Ludzie od wieków pragną szczęścia. Było ono poszukiwane w postaci jego atrybutów lub miejsc (Eden, Eldorado). Opisywane w baśniach, mitach i legendach.
Ale czym właściwie jest szczęście dla nas, a czym dla innych ludzi?
Można by rzec, iż szczęście to uczucie zadowolenia, upojenia, radości, szczęśliwość, to wszystko, co wywołuje ten stan, jednakże ta definicja jest niezwykle „płytka”. Jednego jestem pewna, szczęśliwy może być każdy człowiek, tylko szczęście każdego ma inny wymiar. Jednemu człowiekowi potrzeba mniej, innemu więcej, by osiągnąć pełnię szczęścia.

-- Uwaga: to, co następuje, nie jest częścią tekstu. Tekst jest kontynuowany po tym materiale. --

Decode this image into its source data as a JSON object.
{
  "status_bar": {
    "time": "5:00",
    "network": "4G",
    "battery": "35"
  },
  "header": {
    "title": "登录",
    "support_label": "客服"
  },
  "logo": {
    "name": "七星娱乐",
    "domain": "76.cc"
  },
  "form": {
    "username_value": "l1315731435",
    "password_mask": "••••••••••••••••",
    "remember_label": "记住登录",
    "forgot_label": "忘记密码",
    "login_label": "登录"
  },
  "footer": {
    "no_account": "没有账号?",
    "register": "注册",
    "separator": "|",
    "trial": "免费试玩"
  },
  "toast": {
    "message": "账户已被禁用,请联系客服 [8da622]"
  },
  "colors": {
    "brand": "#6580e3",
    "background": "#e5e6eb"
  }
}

Czy zastanawialiśmy się kiedyś, dlaczego dzieci są szczęśliwe? Gdy wspominamy dzieciństwo, najczęściej pojawia nam się obraz uśmiechniętej buzi dziecka cieszącego się z zakupu nowej zabawki, wyższego kieszonkowego czy z odwiedzin koleżanki. To, dlatego, iż jako dzieci potrafiliśmy się cieszyć z drobiazgów, rzeczy małych, lecz jakże niezbędnych. Szczęście dorosłych natomiast znakomicie ujęła w swojej piosence pt. „Nienasycenie” Anna Maria Jopek – „człowiek im więcej ma, tym więcej chce, dotyka chmur, chce dotknąć gwiazd" – i wciąż chce więcej.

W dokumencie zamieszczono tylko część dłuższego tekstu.